I'm reading an article out of the January 2003 edition of Biomedical Scientist where a man named Jonathan Jenkins-Waud gives an overview of Dutch hospital and laboratory services together with some insight onto the working pracitces and and pay conditions of our colleagues overseas.
He gives a rundown of hospital ergonomics, laboratory organization, quality sytems and control--where the physical layout of the laboritories was a problem on the on the strategic and service levels, and other things like the re-evaluation of educationand staffing.
I'm reading now about how the organization of the staffing structure can strenghten heatlh procedures and eventually better patients which is what this is all about ultimately.
Maybe what Koolhaas said in S,M,L,XL is true..."The deeper* a building gets, the more it depends on artiface for its servicing."

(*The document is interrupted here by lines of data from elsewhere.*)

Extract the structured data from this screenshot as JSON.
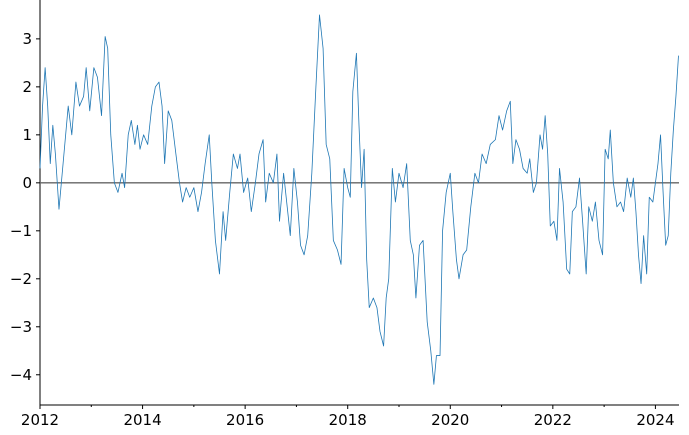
{
  "chart_data": {
    "type": "line",
    "x": [
      2012.0,
      2012.05,
      2012.1,
      2012.15,
      2012.2,
      2012.25,
      2012.3,
      2012.37,
      2012.45,
      2012.55,
      2012.62,
      2012.7,
      2012.77,
      2012.85,
      2012.9,
      2012.97,
      2013.05,
      2013.12,
      2013.2,
      2013.27,
      2013.32,
      2013.38,
      2013.45,
      2013.52,
      2013.6,
      2013.65,
      2013.72,
      2013.78,
      2013.85,
      2013.9,
      2013.95,
      2014.02,
      2014.1,
      2014.18,
      2014.25,
      2014.32,
      2014.38,
      2014.43,
      2014.5,
      2014.57,
      2014.65,
      2014.72,
      2014.78,
      2014.85,
      2014.92,
      2015.0,
      2015.08,
      2015.15,
      2015.22,
      2015.3,
      2015.35,
      2015.42,
      2015.5,
      2015.57,
      2015.62,
      2015.7,
      2015.77,
      2015.85,
      2015.9,
      2015.97,
      2016.05,
      2016.12,
      2016.2,
      2016.27,
      2016.35,
      2016.4,
      2016.47,
      2016.55,
      2016.62,
      2016.67,
      2016.75,
      2016.82,
      2016.88,
      2016.95,
      2017.02,
      2017.08,
      2017.15,
      2017.22,
      2017.3,
      2017.38,
      2017.45,
      2017.52,
      2017.58,
      2017.65,
      2017.72,
      2017.8,
      2017.87,
      2017.93,
      2018.0,
      2018.05,
      2018.1,
      2018.17,
      2018.22,
      2018.27,
      2018.32,
      2018.37,
      2018.42,
      2018.5,
      2018.57,
      2018.63,
      2018.7,
      2018.75,
      2018.8,
      2018.87,
      2018.93,
      2019.0,
      2019.08,
      2019.15,
      2019.22,
      2019.28,
      2019.33,
      2019.4,
      2019.47,
      2019.55,
      2019.62,
      2019.68,
      2019.73,
      2019.8,
      2019.85,
      2019.92,
      2020.0,
      2020.05,
      2020.12,
      2020.17,
      2020.25,
      2020.32,
      2020.4,
      2020.48,
      2020.55,
      2020.62,
      2020.7,
      2020.78,
      2020.88,
      2020.95,
      2021.02,
      2021.1,
      2021.17,
      2021.22,
      2021.28,
      2021.35,
      2021.42,
      2021.5,
      2021.55,
      2021.62,
      2021.68,
      2021.75,
      2021.8,
      2021.85,
      2021.9,
      2021.95,
      2022.02,
      2022.08,
      2022.13,
      2022.2,
      2022.27,
      2022.33,
      2022.38,
      2022.45,
      2022.52,
      2022.58,
      2022.65,
      2022.7,
      2022.77,
      2022.83,
      2022.9,
      2022.97,
      2023.02,
      2023.08,
      2023.12,
      2023.18,
      2023.25,
      2023.32,
      2023.38,
      2023.45,
      2023.52,
      2023.57,
      2023.62,
      2023.67,
      2023.72,
      2023.77,
      2023.83,
      2023.88,
      2023.95,
      2024.0,
      2024.05,
      2024.1,
      2024.15,
      2024.2,
      2024.25,
      2024.3,
      2024.35,
      2024.4,
      2024.45
    ],
    "values": [
      0.3,
      1.6,
      2.4,
      1.6,
      0.4,
      1.2,
      0.6,
      -0.55,
      0.4,
      1.6,
      1.0,
      2.1,
      1.6,
      1.8,
      2.4,
      1.5,
      2.4,
      2.2,
      1.4,
      3.05,
      2.8,
      1.0,
      0.0,
      -0.2,
      0.2,
      -0.1,
      1.0,
      1.3,
      0.8,
      1.2,
      0.7,
      1.0,
      0.8,
      1.6,
      2.0,
      2.1,
      1.6,
      0.4,
      1.5,
      1.3,
      0.6,
      0.0,
      -0.4,
      -0.1,
      -0.3,
      -0.1,
      -0.6,
      -0.2,
      0.4,
      1.0,
      0.0,
      -1.2,
      -1.9,
      -0.6,
      -1.2,
      -0.2,
      0.6,
      0.3,
      0.6,
      -0.2,
      0.1,
      -0.6,
      0.0,
      0.6,
      0.9,
      -0.4,
      0.2,
      0.0,
      0.6,
      -0.8,
      0.2,
      -0.5,
      -1.1,
      0.3,
      -0.4,
      -1.3,
      -1.5,
      -1.1,
      0.2,
      2.0,
      3.5,
      2.8,
      0.8,
      0.5,
      -1.2,
      -1.4,
      -1.7,
      0.3,
      -0.1,
      -0.3,
      1.9,
      2.7,
      1.2,
      -0.1,
      0.7,
      -1.6,
      -2.6,
      -2.4,
      -2.6,
      -3.1,
      -3.4,
      -2.4,
      -2.0,
      0.3,
      -0.4,
      0.2,
      -0.1,
      0.4,
      -1.2,
      -1.5,
      -2.4,
      -1.3,
      -1.2,
      -2.9,
      -3.5,
      -4.2,
      -3.6,
      -3.6,
      -1.0,
      -0.2,
      0.2,
      -0.6,
      -1.6,
      -2.0,
      -1.5,
      -1.4,
      -0.5,
      0.2,
      0.0,
      0.6,
      0.4,
      0.8,
      0.9,
      1.4,
      1.1,
      1.5,
      1.7,
      0.4,
      0.9,
      0.7,
      0.3,
      0.2,
      0.5,
      -0.2,
      0.0,
      1.0,
      0.7,
      1.4,
      0.6,
      -0.9,
      -0.8,
      -1.2,
      0.3,
      -0.4,
      -1.8,
      -1.9,
      -0.6,
      -0.5,
      0.1,
      -0.8,
      -1.9,
      -0.5,
      -0.8,
      -0.4,
      -1.2,
      -1.5,
      0.7,
      0.5,
      1.1,
      0.0,
      -0.5,
      -0.4,
      -0.6,
      0.1,
      -0.3,
      0.1,
      -0.6,
      -1.5,
      -2.1,
      -1.1,
      -1.9,
      -0.3,
      -0.4,
      0.0,
      0.4,
      1.0,
      -0.2,
      -1.3,
      -1.1,
      0.2,
      1.1,
      1.8,
      2.65
    ],
    "color": "#1f77b4",
    "xlim": [
      2012,
      2024.46
    ],
    "xticks": [
      2012,
      2014,
      2016,
      2018,
      2020,
      2022,
      2024
    ],
    "xticks_minor": [
      2013,
      2015,
      2017,
      2019,
      2021,
      2023
    ],
    "ylim": [
      -4.63,
      3.81
    ],
    "yticks": [
      {
        "value": -4,
        "label": "−4"
      },
      {
        "value": -3,
        "label": "−3"
      },
      {
        "value": -2,
        "label": "−2"
      },
      {
        "value": -1,
        "label": "−1"
      },
      0,
      1,
      2,
      3
    ],
    "hline": 0,
    "hline_color": "#666666"
  }
}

there's a book "the architecture of hospitals" published recently in NL.
check this out.
www.naipublishers.nl/architecture/hospitals_e.html
Have you come across Professor Roger Ulrich? He is an environmental psychologist who has carried out extensive research into the aspects of hopspitals thta help patients recover more quickly - access to natural light, views of nature etc.
One example of a large hospital that works quite well is Toronto General Hospital. It uses a large atrium which allows natural light to reach all public areas and patient rooms.
Maggie's Centres (designed by Gehry, Hadid etc.) cancer care in memory of Charles Jencks' late wife Maggie Keswick
Architects for Health (society associated to RIBA)
results for "Hospital" from Informed Design.
Example result from Informed Design:
Author's Title: Healing Spaces: Elements of Environmental Design That Make an Impact on Health
Author(s) Name: Marc Schweitzer, Laura Gilpin, and Susan Frampton
Year of Publication: 2004
Thanks. I appriciate all this, I'm reading through the replies...
Good website with alot of articles:
http://www.healthdesign.org/
Also DEGW, nominally designers / (architect) they focus on the internal/organisational aspects with respect to teaching, office work, hospitals, mostly through space planning.
They they are prolific publishers, particularly John Worthington, Francis (Frank) Duffy, Andrew Harrison.